L’emploi salarié du secteur privé a eu beau faire du surplace en fin d’année dernière, les entreprises restent décidées à recruter en ce début d’année, notamment des cadres. C’est ce qui ressort du baromètre trimestriel de l’Association pour l’emploi des cadres (Apec), sur les intentions d’embauches sur le premier trimestre. Et ce qui ne manque pas de surprendre son directeur général, Gilles Gateau.
« On s’attendait à un fléchissement compte tenu de ce que l’on sait des prévisions économiques sur le premier semestre. En fait, c’est le contraire. Non seulement il n’y a pas de fléchissement, mais la dynamique est encore plus forte », a-t-il mis en avant ce jeudi en détaillant les résultats de l’enquête.
Un plus haut depuis un an
Précisément, fort d’une meilleure capacité à anticiper leur activité, 14 % des entreprises prévoient d’embaucher au moins un cadre d’ici à fin mars, soit 2 points de pourcentage de plus qu’en septembre dernier, un plus haut depuis un an. Ces intentions progressent quels que soient les effectifs.
Autre indicateur qui conforte cet optimisme : le nombre d’offres d’emploi déposées sur Apec.fr ne cesse d’augmenter, malgré des variations selon les secteurs (+10 % sur un an dans l’industrie, par exemple, mais -9 % dans l’agroalimentaire).
Tout cela augure d’un millésime 2022 record pour les embauches de cadres (les résultats seront connus début avril), avec une dizaine de métiers très porteurs : informaticien, comptable, ingénieur industrialisation ou encore – l’organe créant la fonction – chargé de recrutement.
Des délais plus longs pour trouver le bon candidat
Comment expliquer pareille tendance malgré une croissance atone ? Gilles Gateau avance une raison.

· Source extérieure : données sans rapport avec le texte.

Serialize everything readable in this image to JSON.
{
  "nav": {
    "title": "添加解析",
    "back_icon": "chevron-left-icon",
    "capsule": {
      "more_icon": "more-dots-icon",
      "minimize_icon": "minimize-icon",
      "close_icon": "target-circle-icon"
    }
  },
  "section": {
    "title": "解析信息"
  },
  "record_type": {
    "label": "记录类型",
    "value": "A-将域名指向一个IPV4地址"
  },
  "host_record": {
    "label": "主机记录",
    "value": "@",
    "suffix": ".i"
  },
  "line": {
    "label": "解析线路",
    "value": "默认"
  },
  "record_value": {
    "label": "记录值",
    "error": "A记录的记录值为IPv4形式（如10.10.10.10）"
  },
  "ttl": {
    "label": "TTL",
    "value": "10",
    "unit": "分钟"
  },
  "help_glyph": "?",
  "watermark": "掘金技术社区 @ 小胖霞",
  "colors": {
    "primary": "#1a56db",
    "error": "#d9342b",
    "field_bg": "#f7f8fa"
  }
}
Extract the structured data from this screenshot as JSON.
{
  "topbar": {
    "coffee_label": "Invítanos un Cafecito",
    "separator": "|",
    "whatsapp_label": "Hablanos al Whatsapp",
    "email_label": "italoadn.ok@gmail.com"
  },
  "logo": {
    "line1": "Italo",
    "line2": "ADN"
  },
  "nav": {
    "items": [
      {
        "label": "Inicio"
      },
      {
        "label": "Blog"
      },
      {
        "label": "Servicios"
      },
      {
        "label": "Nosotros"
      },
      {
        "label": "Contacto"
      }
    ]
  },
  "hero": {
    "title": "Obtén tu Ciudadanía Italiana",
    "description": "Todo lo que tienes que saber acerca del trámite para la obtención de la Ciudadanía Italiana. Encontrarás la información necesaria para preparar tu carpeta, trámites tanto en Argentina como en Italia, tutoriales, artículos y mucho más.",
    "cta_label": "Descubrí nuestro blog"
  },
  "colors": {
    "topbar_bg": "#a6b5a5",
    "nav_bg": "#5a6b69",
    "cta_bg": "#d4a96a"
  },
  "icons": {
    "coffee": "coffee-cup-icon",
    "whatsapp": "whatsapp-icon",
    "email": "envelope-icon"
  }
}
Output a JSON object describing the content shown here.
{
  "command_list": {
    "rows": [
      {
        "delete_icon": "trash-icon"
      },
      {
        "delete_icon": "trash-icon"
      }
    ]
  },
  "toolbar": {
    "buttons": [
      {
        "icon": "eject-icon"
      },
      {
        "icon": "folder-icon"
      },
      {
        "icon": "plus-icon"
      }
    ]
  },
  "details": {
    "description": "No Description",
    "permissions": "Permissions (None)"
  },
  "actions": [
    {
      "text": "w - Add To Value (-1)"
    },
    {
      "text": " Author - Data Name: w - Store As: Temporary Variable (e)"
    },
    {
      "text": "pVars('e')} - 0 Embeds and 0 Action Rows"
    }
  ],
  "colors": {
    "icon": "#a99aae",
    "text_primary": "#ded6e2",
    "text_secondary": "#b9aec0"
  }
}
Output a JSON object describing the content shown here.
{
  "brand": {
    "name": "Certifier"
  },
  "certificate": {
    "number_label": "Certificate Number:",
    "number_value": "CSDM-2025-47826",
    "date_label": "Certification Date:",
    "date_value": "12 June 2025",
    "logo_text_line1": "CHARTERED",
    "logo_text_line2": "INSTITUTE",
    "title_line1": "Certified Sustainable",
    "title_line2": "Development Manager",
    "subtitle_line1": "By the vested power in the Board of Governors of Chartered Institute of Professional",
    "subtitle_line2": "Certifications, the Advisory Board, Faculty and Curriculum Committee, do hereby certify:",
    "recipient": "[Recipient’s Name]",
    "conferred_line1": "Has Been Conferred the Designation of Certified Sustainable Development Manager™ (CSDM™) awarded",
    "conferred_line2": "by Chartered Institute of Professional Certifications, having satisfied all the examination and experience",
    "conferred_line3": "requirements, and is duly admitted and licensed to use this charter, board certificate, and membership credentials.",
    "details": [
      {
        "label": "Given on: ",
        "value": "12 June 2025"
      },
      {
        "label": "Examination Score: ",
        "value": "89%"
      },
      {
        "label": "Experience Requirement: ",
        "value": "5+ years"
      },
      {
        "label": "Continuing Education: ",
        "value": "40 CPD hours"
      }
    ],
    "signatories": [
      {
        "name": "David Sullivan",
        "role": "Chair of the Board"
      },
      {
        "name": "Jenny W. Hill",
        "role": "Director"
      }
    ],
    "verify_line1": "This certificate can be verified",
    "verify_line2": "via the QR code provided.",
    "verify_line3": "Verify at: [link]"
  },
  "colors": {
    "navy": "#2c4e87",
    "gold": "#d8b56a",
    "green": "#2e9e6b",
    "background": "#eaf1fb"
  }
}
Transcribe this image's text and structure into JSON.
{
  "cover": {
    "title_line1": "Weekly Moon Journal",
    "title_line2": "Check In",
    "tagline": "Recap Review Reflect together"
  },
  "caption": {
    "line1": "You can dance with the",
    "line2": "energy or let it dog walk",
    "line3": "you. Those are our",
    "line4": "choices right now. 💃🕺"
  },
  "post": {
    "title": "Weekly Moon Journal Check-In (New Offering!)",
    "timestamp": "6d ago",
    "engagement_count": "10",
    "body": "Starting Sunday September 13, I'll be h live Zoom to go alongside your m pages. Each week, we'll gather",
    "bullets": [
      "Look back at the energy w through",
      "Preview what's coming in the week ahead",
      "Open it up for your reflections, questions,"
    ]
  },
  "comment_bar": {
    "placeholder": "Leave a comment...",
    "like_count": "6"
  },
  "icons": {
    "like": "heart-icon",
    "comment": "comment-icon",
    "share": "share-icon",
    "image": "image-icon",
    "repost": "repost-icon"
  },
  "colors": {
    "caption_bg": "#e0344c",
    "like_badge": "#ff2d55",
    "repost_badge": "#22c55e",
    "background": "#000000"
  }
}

A ses yeux, les entreprises n’ont pas intérêt à mettre sur pause leurs projets d’embauches compte tenu des délais plus longs pour trouver le bon candidat, les talents se faisant plus rares et plus chers. « Le délai moyen de recrutement d’un cadre est de 8 à 11 semaines, soit près de trois mois », a-t-il souligné.
Surmonter les difficultés de recrutement apparaît d’ailleurs comme le défi numéro un, puisque six entreprises sur dix en ont éprouvé en 2022. Au point qu’une sur quatre a dû renoncer pour au moins un de ses projets faute de candidat. Les tensions resteront à un haut niveau cette année, malgré une légère détente anticipée sur le premier trimestre, selon l’Apec.
Le stéréotype de l’âge
Face à cette situation, les employeurs changent leurs pratiques, en diversifiant les sources de candidats, en s’ouvrant à d’autres compétences que celles recherchées, en augmentant les rémunérations proposées ou encore en assouplissant les conditions d’expérience souhaitées.
Ce dernier critère semble plus profiter aux jeunes. L’embauche des cadres seniors reste un point noir alors que, réforme des retraites oblige , le sujet n’a jamais été autant débattu. Si les cadres dans leur ensemble jouissent d’un taux de chômage de 4,1 %, donc du plein-emploi, celui des plus de 55 ans est supérieur de 2,7 points. Environ 100.000 personnes dans cette tranche d’âge recherchant un emploi cadre sont inscrites à Pôle emploi, dont plus du tiers depuis plus d’un an et 20 % depuis plus de deux ans.
« L’âge reste un stéréotype pour les recruteurs, synonyme de moindre capacité d’adaptation, de rémunération plus élevée ou de difficultés à utiliser les outils numériques », déplore la directrice générale adjointe de l’Apec, Laetitia Niaudeau. Les sondages de l’association montrent pourtant que les cadres seniors sont prêts à diminuer leur demande pour ce qui est de la rémunération ou du type de contrat. Et qu’ils restent en moyenne plus longtemps à leur poste qu’un jeune, plus tenté d’aller voir ailleurs.
Le projet d’index senior est-il à même de faire bouger les choses ? Association paritaire, l’Apec ne peut pas prendre position sur un sujet apprécié différemment par les syndicats ou le patronat. « Cela peut être un moyen d’accélérer la prise de conscience des entreprises avec des données factuelles liées au recrutement et au maintien dans l’emploi », avance néanmoins Laetitia Niaudeau, qui met aussi en avant les échanges de bonnes pratiques.